Autonomous Warfare Command の創設は、半球における米国の能力強化の広がりと並行して進んでいる。原文によれば、米宇宙軍は 1 月に南部構成部隊を正式に稼働させ、Space Forces Southern が西半球全体の宇宙能力を支援する役割を確立した。

記事はまた、ベネズエラの指導者ニコラス・マドゥロを捕らえるための最近の高リスク作戦における US Space Command の役割にも触れている。この任務では、衛星通信や位置・航法・時刻などの宇宙能力が使われた。こうした文脈では、SOUTHCOM の自律性重視の新部隊は、孤立した実験というより、技術で সক্ষম化された地域作戦をさらに深めるための、より大きな取り組みの一層のように見える。

この傾向は、国防総省が何年もかけて向かってきた制度的教訓を反映している。

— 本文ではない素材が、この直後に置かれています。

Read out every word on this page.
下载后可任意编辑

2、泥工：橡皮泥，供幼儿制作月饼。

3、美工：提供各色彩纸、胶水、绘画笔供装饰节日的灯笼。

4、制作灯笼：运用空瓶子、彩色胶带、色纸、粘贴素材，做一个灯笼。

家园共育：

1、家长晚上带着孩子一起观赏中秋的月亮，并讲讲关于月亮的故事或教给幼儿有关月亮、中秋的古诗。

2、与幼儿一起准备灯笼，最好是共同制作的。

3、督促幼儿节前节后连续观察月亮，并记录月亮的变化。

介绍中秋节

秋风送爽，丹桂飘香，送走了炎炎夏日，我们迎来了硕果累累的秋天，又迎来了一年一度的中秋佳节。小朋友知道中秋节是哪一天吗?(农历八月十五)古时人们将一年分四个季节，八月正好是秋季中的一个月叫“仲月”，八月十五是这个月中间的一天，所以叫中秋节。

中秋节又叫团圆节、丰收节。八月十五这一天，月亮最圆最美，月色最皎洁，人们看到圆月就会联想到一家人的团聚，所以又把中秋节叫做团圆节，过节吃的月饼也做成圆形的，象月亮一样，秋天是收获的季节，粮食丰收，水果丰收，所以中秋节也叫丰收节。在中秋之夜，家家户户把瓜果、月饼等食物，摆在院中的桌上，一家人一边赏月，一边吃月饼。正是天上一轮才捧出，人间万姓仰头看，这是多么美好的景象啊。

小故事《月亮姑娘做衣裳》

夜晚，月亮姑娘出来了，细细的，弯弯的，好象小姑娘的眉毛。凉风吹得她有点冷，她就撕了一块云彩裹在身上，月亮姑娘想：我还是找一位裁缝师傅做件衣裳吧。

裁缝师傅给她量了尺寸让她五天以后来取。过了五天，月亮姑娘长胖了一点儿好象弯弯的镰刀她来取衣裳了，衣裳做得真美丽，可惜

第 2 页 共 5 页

新興軍事技術は、それを条令、パートナー作業、日常の計画へ吸収できる専用の構造を司令部が作るときに最も有効になる。試験的プロジェクトではなく新司令部の設置を発表することは、SOUTHCOM が自律性を単に試すのではなく、作戦化したいと考えていることを示している。

次に起こること

部隊が完全に立ち上がる前に、SOUTHCOM、各軍種、そして国防総省の Defense Autonomous Warfare Group が協力し、新組織を司令部の任務体系に完全統合するために必要な専門知識と能力を特定する。この準備段階は重要だ。自律性プログラムが直面する問題は、ハードウェア不足よりも、統合不足、すなわち曖昧な権限、不均一な訓練、分断されたデータシステム、不確かな運用概念にあることが多いからだ。

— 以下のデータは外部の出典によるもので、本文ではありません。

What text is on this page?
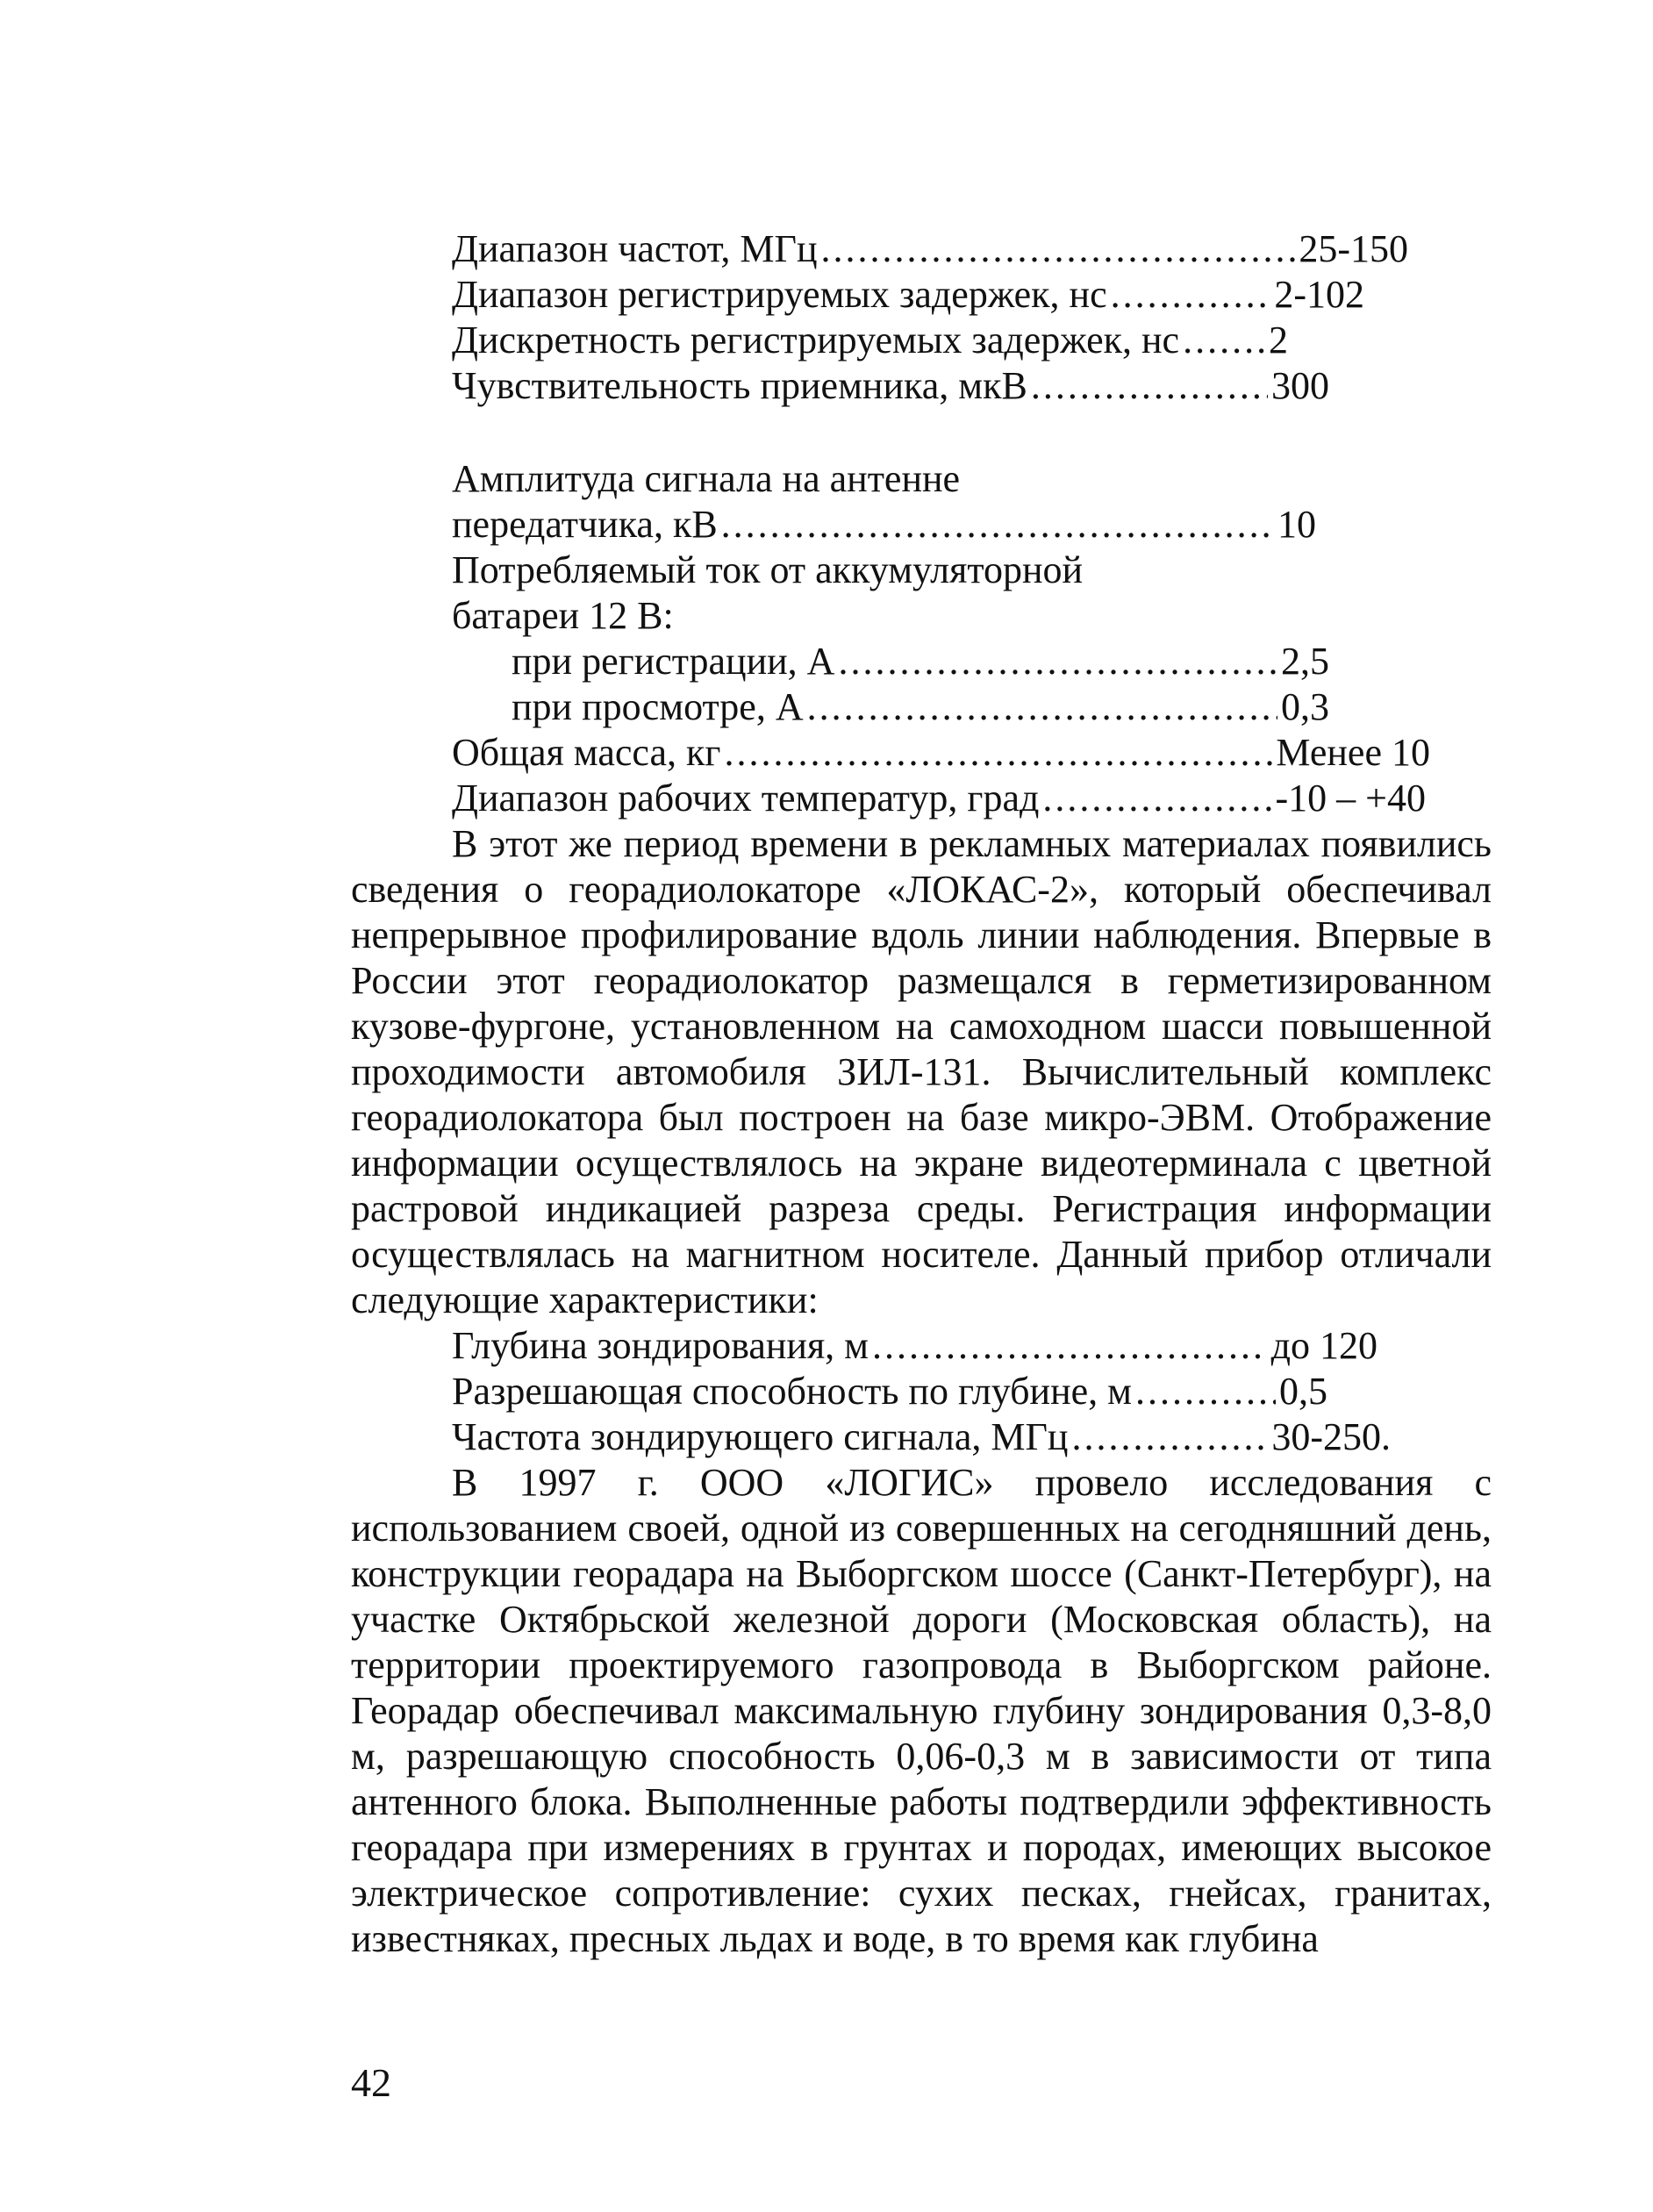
Диапазон частот, МГц .....	25-150
Диапазон регистрируемых задержек, нс .....	2-102
Дискретность регистрируемых задержек, нс ..... 2
Чувствительность приемника, мкВ .....	300
Амплитуда сигнала на антенне
передатчика, кВ .....	10
Потребляемый ток от аккумуляторной
батареи 12 В:
при регистрации, А .....	2,5
при просмотре, А .....	0,3
Общая масса, кг .....	Менее 10
Диапазон рабочих температур, град .....	-10 – +40

В этот же период времени в рекламных материалах появились сведения о георадиолокаторе «ЛОКАС-2», который обеспечивал непрерывное профилирование вдоль линии наблюдения. Впервые в России этот георадиолокатор размещался в герметизированном кузове-фургоне, установленном на самоходном шасси повышенной проходимости автомобиля ЗИЛ-131. Вычислительный комплекс георадиолокатора был построен на базе микро-ЭВМ. Отображение информации осуществлялось на экране видеотерминала с цветной растровой индикацией разреза среды. Регистрация информации осуществлялась на магнитном носителе. Данный прибор отличали следующие характеристики:

Глубина зондирования, м .....	до 120
Разрешающая способность по глубине, м .....	0,5
Частота зондирующего сигнала, МГц .....	30-250.

В 1997 г. ООО «ЛОГИС» провело исследования с использованием своей, одной из совершенных на сегодняшний день, конструкции георадара на Выборгском шоссе (Санкт-Петербург), на участке Октябрьской железной дороги (Московская область), на территории проектируемого газопровода в Выборгском районе. Георадар обеспечивал максимальную глубину зондирования 0,3-8,0 м, разрешающую способность 0,06-0,3 м в зависимости от типа антенного блока. Выполненные работы подтвердили эффективность георадара при измерениях в грунтах и породах, имеющих высокое электрическое сопротивление: сухих песках, гнейсах, гранитах, известняках, пресных льдах и воде, в то время как глубина

42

公開発表は、スケジュール、部隊構成、関与するシステムの正確な組み合わせなど、多くの詳細を未解決のまま残している。しかし方向性は明確だ。SOUTHCOM は、複数領域にまたがり、地域任務、パートナー関与、作戦優勢に明確に結びついた自律性のための組織的な拠点を構築している。

広大で多様な地理を担う司令部にとって、それこそが要点なのかもしれない。自律システムは、到達範囲、持続性、柔軟性を約束する。SOUTHCOM がそれらを中心に専用司令部を立ち上げることで、そうした利点が個々の任務の実行方法だけでなく、地域をどう管理するかを形作るほど重要になったと示している。